The best upgrade path is selective. Move the workloads that were constrained by M2.7 first. Leave stable text-only traffic alone until M3 proves it improves the actual task, not just the spec sheet.

FAQ

What is the main difference between MiniMax M3 and MiniMax M2.7?

MiniMax M3 has a 1,000,000-token context window and supports text, image, and video input with text output on Novita AI. MiniMax M2.7 has a 204,800-token context window and text input/output. That makes M3 the stronger candidate for long-context and multimodal-input work.

Is MiniMax M3 available on Novita AI?

Yes. The MiniMax M3 model page lists MiniMax M3 as available through the serverless API with model ID minimax/minimax-m3.

Is MiniMax M3 more expensive than MiniMax M2.7?

For requests under 524,288 tokens, MiniMax M3’s listed input, output, and cached-read prices match the visible M2.7 prices: $0.3/M input tokens, $1.2/M output tokens, and $0.06/M cached-read tokens.

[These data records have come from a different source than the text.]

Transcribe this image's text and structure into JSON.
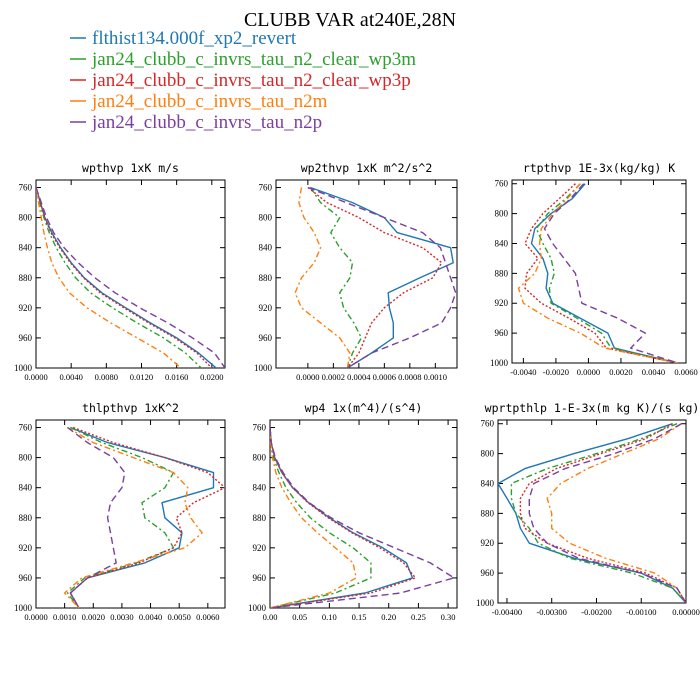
{
  "title": "CLUBB VAR at240E,28N",
  "legend": [
    {
      "name": "flthist134.000f_xp2_revert",
      "color": "#1f77b4",
      "dash": "solid"
    },
    {
      "name": "jan24_clubb_c_invrs_tau_n2_clear_wp3m",
      "color": "#2ca02c",
      "dash": "dashdot"
    },
    {
      "name": "jan24_clubb_c_invrs_tau_n2_clear_wp3p",
      "color": "#d62728",
      "dash": "dot"
    },
    {
      "name": "jan24_clubb_c_invrs_tau_n2m",
      "color": "#ff7f0e",
      "dash": "dashdot"
    },
    {
      "name": "jan24_clubb_c_invrs_tau_n2p",
      "color": "#7b3fa0",
      "dash": "dash"
    }
  ],
  "chart_data": [
    {
      "type": "line",
      "title": "wpthvp  1xK m/s",
      "ylim": [
        1000,
        750
      ],
      "xlim": [
        0.0,
        0.0215
      ],
      "yticks": [
        "760",
        "800",
        "840",
        "880",
        "920",
        "960",
        "1000"
      ],
      "xticks": [
        "0.0000",
        "0.0040",
        "0.0080",
        "0.0120",
        "0.0160",
        "0.0200"
      ],
      "y": [
        760,
        780,
        800,
        820,
        840,
        860,
        880,
        900,
        920,
        940,
        960,
        980,
        1000
      ],
      "series": [
        {
          "values": [
            0.0,
            0.0005,
            0.001,
            0.0018,
            0.0028,
            0.004,
            0.0055,
            0.0075,
            0.0102,
            0.013,
            0.016,
            0.0185,
            0.0205
          ]
        },
        {
          "values": [
            0.0,
            0.0004,
            0.0009,
            0.0015,
            0.0023,
            0.0033,
            0.0045,
            0.0062,
            0.0087,
            0.0115,
            0.0145,
            0.017,
            0.0188
          ]
        },
        {
          "values": [
            0.0,
            0.0005,
            0.001,
            0.0017,
            0.0027,
            0.0039,
            0.0054,
            0.0073,
            0.01,
            0.0128,
            0.0158,
            0.0183,
            0.02
          ]
        },
        {
          "values": [
            0.0,
            0.0003,
            0.0006,
            0.0009,
            0.0013,
            0.0018,
            0.0026,
            0.0038,
            0.0058,
            0.0085,
            0.0115,
            0.0145,
            0.0165
          ]
        },
        {
          "values": [
            0.0,
            0.0006,
            0.0012,
            0.002,
            0.0032,
            0.0048,
            0.0067,
            0.009,
            0.0118,
            0.015,
            0.0178,
            0.0203,
            0.0215
          ]
        }
      ]
    },
    {
      "type": "line",
      "title": "wp2thvp  1xK m^2/s^2",
      "ylim": [
        1000,
        750
      ],
      "xlim": [
        -0.00025,
        0.00117
      ],
      "yticks": [
        "760",
        "800",
        "840",
        "880",
        "920",
        "960",
        "1000"
      ],
      "xticks": [
        "0.0000",
        "0.0002",
        "0.0004",
        "0.0006",
        "0.0008",
        "0.0010"
      ],
      "y": [
        760,
        780,
        800,
        820,
        840,
        860,
        880,
        900,
        920,
        940,
        960,
        980,
        1000
      ],
      "series": [
        {
          "values": [
            2e-05,
            0.00035,
            0.0006,
            0.0007,
            0.00112,
            0.00114,
            0.00088,
            0.00063,
            0.00064,
            0.00067,
            0.00067,
            0.0005,
            0.00031
          ]
        },
        {
          "values": [
            2e-05,
            0.0001,
            0.00025,
            0.00018,
            0.00025,
            0.00035,
            0.00033,
            0.00025,
            0.00028,
            0.00036,
            0.00042,
            0.00035,
            0.00031
          ]
        },
        {
          "values": [
            0.0,
            0.00015,
            0.0004,
            0.0006,
            0.0009,
            0.00105,
            0.00098,
            0.00075,
            0.0006,
            0.0005,
            0.00045,
            0.0004,
            0.00031
          ]
        },
        {
          "values": [
            -5e-05,
            -7e-05,
            -3e-05,
            5e-05,
            0.0001,
            5e-05,
            -5e-05,
            -0.0001,
            -5e-05,
            0.0001,
            0.00025,
            0.00033,
            0.00031
          ]
        },
        {
          "values": [
            0.0,
            0.0003,
            0.0006,
            0.0009,
            0.00104,
            0.00108,
            0.00112,
            0.00116,
            0.00112,
            0.00105,
            0.0008,
            0.0005,
            0.00031
          ]
        }
      ]
    },
    {
      "type": "line",
      "title": "rtpthvp  1E-3x(kg/kg) K",
      "ylim": [
        1000,
        755
      ],
      "xlim": [
        -0.0047,
        0.006
      ],
      "yticks": [
        "760",
        "800",
        "840",
        "880",
        "920",
        "960",
        "1000"
      ],
      "xticks": [
        "-0.0040",
        "-0.0020",
        "0.0000",
        "0.0020",
        "0.0040",
        "0.0060"
      ],
      "y": [
        760,
        780,
        800,
        820,
        840,
        860,
        880,
        900,
        920,
        940,
        960,
        980,
        1000
      ],
      "series": [
        {
          "values": [
            -0.0002,
            -0.001,
            -0.0023,
            -0.0033,
            -0.0035,
            -0.0028,
            -0.0025,
            -0.0026,
            -0.0022,
            -0.0005,
            0.0012,
            0.0016,
            0.0055
          ]
        },
        {
          "values": [
            -0.0005,
            -0.0014,
            -0.0025,
            -0.0032,
            -0.0028,
            -0.0023,
            -0.0021,
            -0.0024,
            -0.0023,
            -0.0007,
            0.0008,
            0.0014,
            0.0055
          ]
        },
        {
          "values": [
            -0.0008,
            -0.0018,
            -0.0028,
            -0.0035,
            -0.0039,
            -0.0031,
            -0.0038,
            -0.0039,
            -0.0029,
            -0.0012,
            0.0004,
            0.0011,
            0.0055
          ]
        },
        {
          "values": [
            -0.0005,
            -0.0013,
            -0.0022,
            -0.0029,
            -0.003,
            -0.0029,
            -0.0033,
            -0.0043,
            -0.004,
            -0.0025,
            -0.0005,
            0.001,
            0.0055
          ]
        },
        {
          "values": [
            -0.0003,
            -0.0011,
            -0.0021,
            -0.0027,
            -0.0022,
            -0.0015,
            -0.0008,
            -0.0006,
            -0.0004,
            0.0018,
            0.0035,
            0.0026,
            0.0055
          ]
        }
      ]
    },
    {
      "type": "line",
      "title": "thlpthvp  1xK^2",
      "ylim": [
        1000,
        750
      ],
      "xlim": [
        0.0,
        0.0066
      ],
      "yticks": [
        "760",
        "800",
        "840",
        "880",
        "920",
        "960",
        "1000"
      ],
      "xticks": [
        "0.0000",
        "0.0010",
        "0.0020",
        "0.0030",
        "0.0040",
        "0.0050",
        "0.0060"
      ],
      "y": [
        760,
        780,
        800,
        820,
        840,
        860,
        880,
        900,
        920,
        940,
        960,
        980,
        1000
      ],
      "series": [
        {
          "values": [
            0.0012,
            0.0025,
            0.0045,
            0.0062,
            0.0062,
            0.0044,
            0.0045,
            0.0051,
            0.005,
            0.0038,
            0.0018,
            0.0012,
            0.0015
          ]
        },
        {
          "values": [
            0.0012,
            0.0023,
            0.0037,
            0.0048,
            0.0045,
            0.0037,
            0.0038,
            0.0045,
            0.0048,
            0.0035,
            0.0017,
            0.0011,
            0.0015
          ]
        },
        {
          "values": [
            0.0013,
            0.0027,
            0.0045,
            0.006,
            0.0066,
            0.0055,
            0.0049,
            0.0051,
            0.0048,
            0.0036,
            0.0018,
            0.0012,
            0.0015
          ]
        },
        {
          "values": [
            0.0011,
            0.002,
            0.0034,
            0.0048,
            0.0053,
            0.0052,
            0.0054,
            0.0058,
            0.0052,
            0.0034,
            0.0016,
            0.001,
            0.0015
          ]
        },
        {
          "values": [
            0.0011,
            0.0018,
            0.0027,
            0.0031,
            0.003,
            0.0026,
            0.0025,
            0.0026,
            0.0027,
            0.0028,
            0.0018,
            0.0012,
            0.0015
          ]
        }
      ]
    },
    {
      "type": "line",
      "title": "wp4  1x(m^4)/(s^4)",
      "ylim": [
        1000,
        750
      ],
      "xlim": [
        0.0,
        0.315
      ],
      "yticks": [
        "760",
        "800",
        "840",
        "880",
        "920",
        "960",
        "1000"
      ],
      "xticks": [
        "0.00",
        "0.05",
        "0.10",
        "0.15",
        "0.20",
        "0.25",
        "0.30"
      ],
      "y": [
        760,
        780,
        800,
        820,
        840,
        860,
        880,
        900,
        920,
        940,
        960,
        980,
        1000
      ],
      "series": [
        {
          "values": [
            0.0,
            0.002,
            0.008,
            0.02,
            0.038,
            0.065,
            0.1,
            0.14,
            0.19,
            0.23,
            0.24,
            0.16,
            0.0
          ]
        },
        {
          "values": [
            0.0,
            0.002,
            0.006,
            0.015,
            0.027,
            0.045,
            0.068,
            0.1,
            0.14,
            0.17,
            0.17,
            0.11,
            0.0
          ]
        },
        {
          "values": [
            0.0,
            0.002,
            0.008,
            0.02,
            0.038,
            0.064,
            0.098,
            0.138,
            0.185,
            0.225,
            0.245,
            0.17,
            0.0
          ]
        },
        {
          "values": [
            0.0,
            0.001,
            0.004,
            0.01,
            0.02,
            0.035,
            0.053,
            0.08,
            0.11,
            0.14,
            0.145,
            0.1,
            0.0
          ]
        },
        {
          "values": [
            0.0,
            0.002,
            0.009,
            0.022,
            0.04,
            0.066,
            0.103,
            0.15,
            0.21,
            0.27,
            0.31,
            0.22,
            0.0
          ]
        }
      ]
    },
    {
      "type": "line",
      "title": "wprtpthlp  1-E-3x(m kg K)/(s kg)",
      "ylim": [
        1000,
        755
      ],
      "xlim": [
        -0.0042,
        0.0
      ],
      "yticks": [
        "760",
        "800",
        "840",
        "880",
        "920",
        "960",
        "1000"
      ],
      "xticks": [
        "-0.00400",
        "-0.00300",
        "-0.00200",
        "-0.00100",
        "0.00000"
      ],
      "y": [
        760,
        780,
        800,
        820,
        840,
        860,
        880,
        900,
        920,
        940,
        960,
        980,
        1000
      ],
      "series": [
        {
          "values": [
            -0.0003,
            -0.0013,
            -0.0025,
            -0.0036,
            -0.0042,
            -0.004,
            -0.0038,
            -0.0037,
            -0.0035,
            -0.0025,
            -0.001,
            -0.0003,
            0.0
          ]
        },
        {
          "values": [
            -0.0002,
            -0.001,
            -0.002,
            -0.0031,
            -0.0039,
            -0.0039,
            -0.0038,
            -0.0035,
            -0.0033,
            -0.0026,
            -0.0012,
            -0.0003,
            0.0
          ]
        },
        {
          "values": [
            -0.0003,
            -0.0009,
            -0.0019,
            -0.0029,
            -0.0035,
            -0.0037,
            -0.0037,
            -0.0036,
            -0.0031,
            -0.0022,
            -0.0009,
            -0.0002,
            0.0
          ]
        },
        {
          "values": [
            -0.0001,
            -0.0006,
            -0.0014,
            -0.0022,
            -0.0028,
            -0.0031,
            -0.003,
            -0.003,
            -0.0026,
            -0.0018,
            -0.0007,
            -0.0002,
            0.0
          ]
        },
        {
          "values": [
            -0.0001,
            -0.0007,
            -0.0016,
            -0.0027,
            -0.0034,
            -0.0035,
            -0.0035,
            -0.0034,
            -0.0031,
            -0.0024,
            -0.001,
            -0.0002,
            0.0
          ]
        }
      ]
    }
  ]
}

M3 becomes more expensive in its 524,288 to under 1,000,000-token tier, where we list $1.2/M input, $4.8/M output, and $0.24/M cached reads.

Should I upgrade from MiniMax M2.7 to MiniMax M3?

Upgrade the workloads that benefit from M3’s larger context or multimodal input support. Keep M2.7 for stable, short, text-only workloads until M3 proves better on your own prompts.

Can MiniMax M3 handle image or video output?

No. We list M3 input as text, image, and video, and output as text.

Do benchmarks prove MiniMax M3 is better than MiniMax M2.7?

No. MiniMax reports strong M3 benchmark results, but the current sources do not include a Novita-run head-to-head benchmark for MiniMax M3 versus MiniMax M2.7. Use benchmarks to decide whether to test M3, not to skip your own evaluation.